My variables are continuous and the reason why I want to use orthogonal polynomials is that I want to avoid the multicollinearity between x^1 and x^2 when putting polynomial terms in regression. The correlation between variables is not concerned here.
10-23-2013 01:52 PM
My suggestion would only work if you have a limited number of levels of the variables. The fact that you wanted to do orthogonal polynomials suggested a relatively small number of levels (unique values) for the variables. This is the usual situation when someone would use orthpolys. For your situation, you should not use my idea, nor should you use contrasts to deal with the topic. There are some examples in Littell et al. (2006), SAS for Mixed Models, 2nd edition, that would help you (for continuous and categorical variables in the same model).
I personally would not worry much about orthogonality, a luxury that you don't need (or maybe can't afford). Especially with millions of observations. Are you working with nonnormal response variable? If you can assume normality, then I highly recommend PROC PLS for dealing with the correlations of the variables. This is a great procedure, primarily intended for all continuous predictor variables.No matter what approach you take, you probably will want to first work on a sample of your full data set to get the bugs worked out. Then fit the model to the full data set.
10-23-2013 01:51 PM
How many variables? I used degree=2 for 10 variables and 1 million observations.

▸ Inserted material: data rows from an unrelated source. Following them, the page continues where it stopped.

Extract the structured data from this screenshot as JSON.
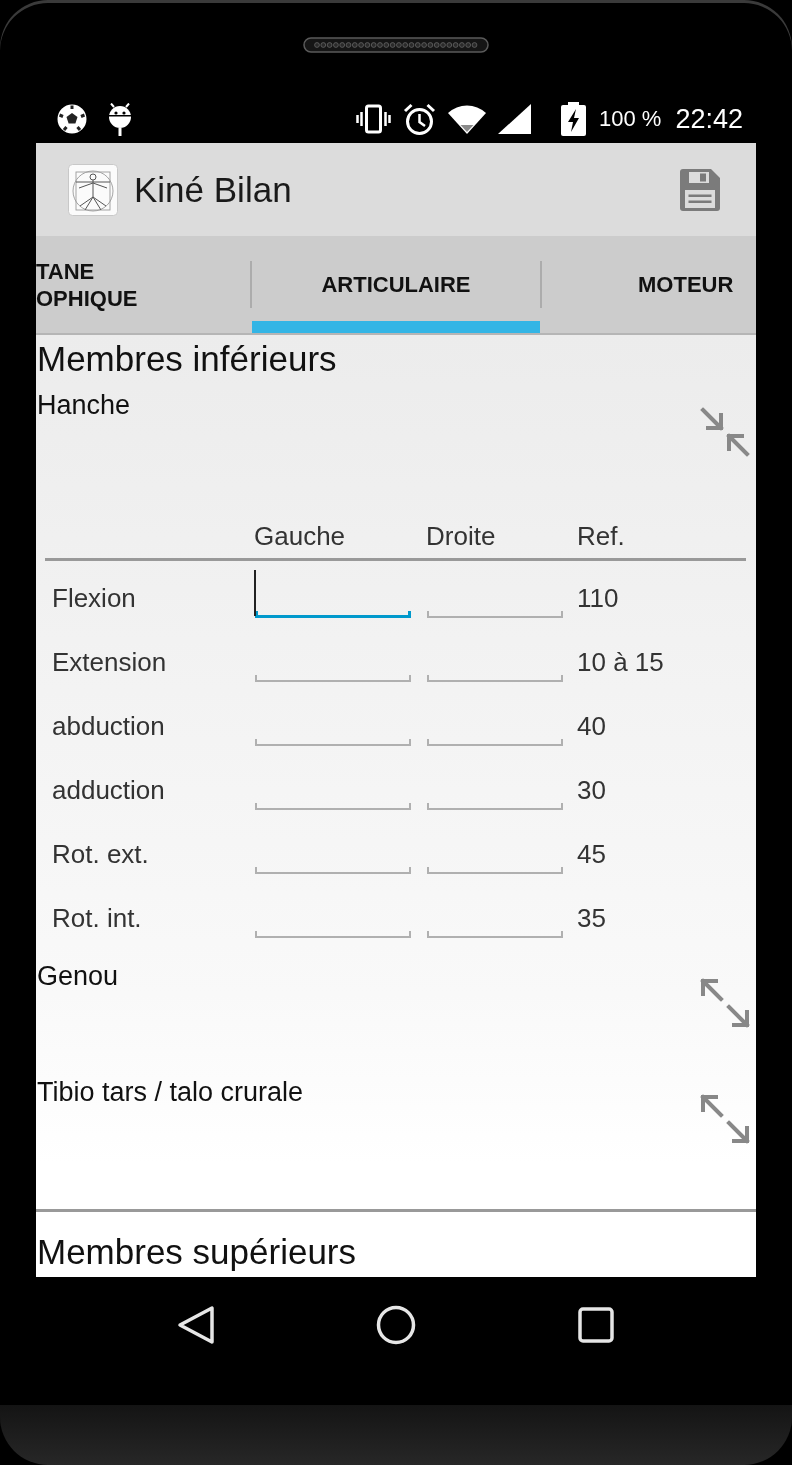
{
  "status_bar": {
    "battery_text": "100 %",
    "time": "22:42"
  },
  "app_bar": {
    "title": "Kiné Bilan"
  },
  "tabs": [
    {
      "label": "TANE OPHIQUE",
      "selected": false
    },
    {
      "label": "ARTICULAIRE",
      "selected": true
    },
    {
      "label": "MOTEUR",
      "selected": false
    }
  ],
  "content": {
    "sections": [
      {
        "title": "Membres inférieurs",
        "joints": [
          {
            "name": "Hanche",
            "expanded": true,
            "table": {
              "columns": [
                "Gauche",
                "Droite",
                "Ref."
              ],
              "rows": [
                {
                  "label": "Flexion",
                  "fields": [
                    {
                      "focused": true
                    },
                    {
                      "focused": false
                    }
                  ],
                  "ref": "110"
                },
                {
                  "label": "Extension",
                  "fields": [
                    {
                      "focused": false
                    },
                    {
                      "focused": false
                    }
                  ],
                  "ref": "10 à 15"
                },
                {
                  "label": "abduction",
                  "fields": [
                    {
                      "focused": false
                    },
                    {
                      "focused": false
                    }
                  ],
                  "ref": "40"
                },
                {
                  "label": "adduction",
                  "fields": [
                    {
                      "focused": false
                    },
                    {
                      "focused": false
                    }
                  ],
                  "ref": "30"
                },
                {
                  "label": "Rot. ext.",
                  "fields": [
                    {
                      "focused": false
                    },
                    {
                      "focused": false
                    }
                  ],
                  "ref": "45"
                },
                {
                  "label": "Rot. int.",
                  "fields": [
                    {
                      "focused": false
                    },
                    {
                      "focused": false
                    }
                  ],
                  "ref": "35"
                }
              ]
            }
          },
          {
            "name": "Genou",
            "expanded": false
          },
          {
            "name": "Tibio tars / talo crurale",
            "expanded": false
          }
        ]
      },
      {
        "title": "Membres supérieurs"
      }
    ]
  }
}
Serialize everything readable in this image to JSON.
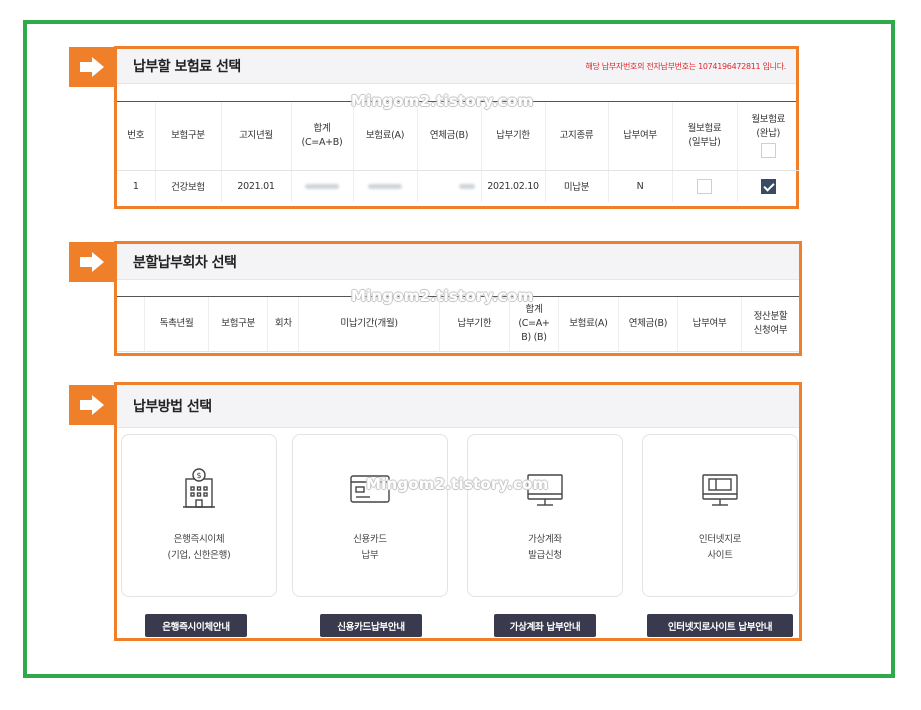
{
  "section1": {
    "title": "납부할 보험료 선택",
    "note": "해당 납부자번호의 전자납부번호는 1074196472811 입니다.",
    "headers": [
      "번호",
      "보험구분",
      "고지년월",
      "합계\n(C=A+B)",
      "보험료(A)",
      "연체금(B)",
      "납부기한",
      "고지종류",
      "납부여부",
      "월보험료\n(일부납)",
      "월보험료\n(완납)"
    ],
    "row": {
      "no": "1",
      "type": "건강보험",
      "month": "2021.01",
      "due": "2021.02.10",
      "kind": "미납분",
      "paid": "N",
      "partial_checked": false,
      "full_checked": true
    }
  },
  "section2": {
    "title": "분할납부회차 선택",
    "headers": [
      "",
      "독촉년월",
      "보험구분",
      "회차",
      "미납기간(개월)",
      "납부기한",
      "합계(C=A+\nB) (B)",
      "보험료(A)",
      "연체금(B)",
      "납부여부",
      "정산분할\n신청여부"
    ]
  },
  "section3": {
    "title": "납부방법 선택",
    "cards": [
      {
        "line1": "은행즉시이체",
        "line2": "(기업, 신한은행)",
        "icon": "bank-building-icon",
        "button": "은행즉시이체안내"
      },
      {
        "line1": "신용카드",
        "line2": "납부",
        "icon": "credit-card-icon",
        "button": "신용카드납부안내"
      },
      {
        "line1": "가상계좌",
        "line2": "발급신청",
        "icon": "monitor-icon",
        "button": "가상계좌 납부안내"
      },
      {
        "line1": "인터넷지로",
        "line2": "사이트",
        "icon": "web-monitor-icon",
        "button": "인터넷지로사이트 납부안내"
      }
    ]
  },
  "watermark": "Mingom2.tistory.com",
  "colors": {
    "frame": "#2eaa4a",
    "accent": "#f07f2a",
    "button": "#3a3a4e",
    "note": "#e0262b",
    "check": "#3a4a66"
  }
}
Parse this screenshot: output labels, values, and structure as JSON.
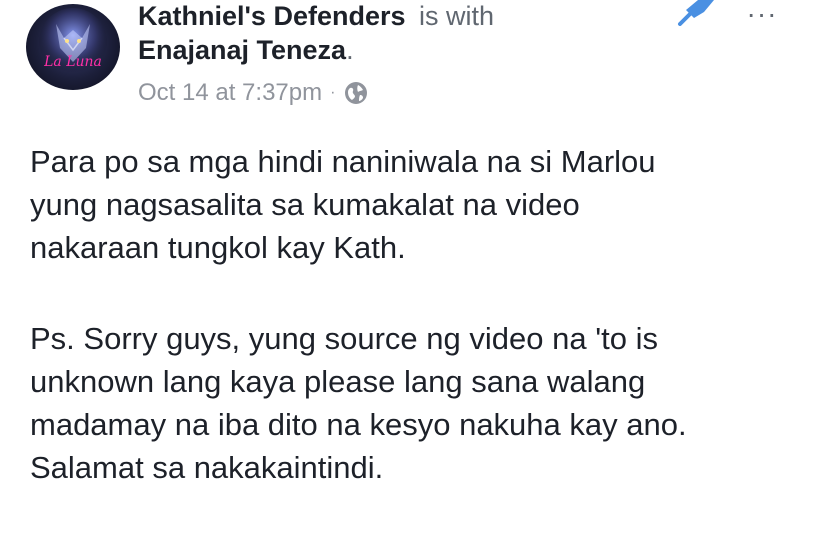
{
  "post": {
    "author": "Kathniel's Defenders",
    "with_text": "is with",
    "tagged": "Enajanaj Teneza",
    "tagged_suffix": ".",
    "timestamp": "Oct 14 at 7:37pm",
    "separator": "·",
    "privacy_icon": "globe-icon",
    "avatar_text": "La Luna",
    "more_label": "···",
    "body": {
      "paragraph1": "Para po sa mga hindi naniniwala na si Marlou\nyung nagsasalita sa kumakalat na video\nnakaraan tungkol kay Kath.",
      "paragraph2": "Ps. Sorry guys, yung source ng video na 'to is\nunknown lang kaya please lang sana walang\nmadamay na iba dito na kesyo nakuha kay ano.\nSalamat sa nakakaintindi."
    }
  },
  "colors": {
    "text": "#1d2129",
    "secondary": "#606770",
    "meta": "#90949c",
    "pin": "#4a90e2"
  }
}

It took about 10-12 minutes. (I didn't get an exact time.) How long does your computaiton take?
10-23-2013 02:22 PM
7 continuous variables (some are in fact categorical ones but we want to treat them as continuous).
The proc iml with orpol function took around 1 hour to finish for the 7 variables/7 million obs.
I looked at those orthogonal polynomials and they seem very small: do they look reasonable? Is it because they are standardized?
here are the original variables:
Could you please name some reference that I can read to understand the algorithm how SAS does this? Thanks!
10-24-2013 02:59 PM
The SAS/IML Users Guide documents the ORPOL algorithm.
Yes, each element will be small because the column has unit norm.
That is, the sum of the squares of the elements is 1. That means that the average size is
sqrt(1/N), which is 0.00038 when N=7million.
10-24-2013 03:16 PM
Thanks Rick! My coefficients for those orthogonal terms are pretty large( around hundred) compared to other variables. I think it is due to the normalization, is there a way to use the original scale in the regression?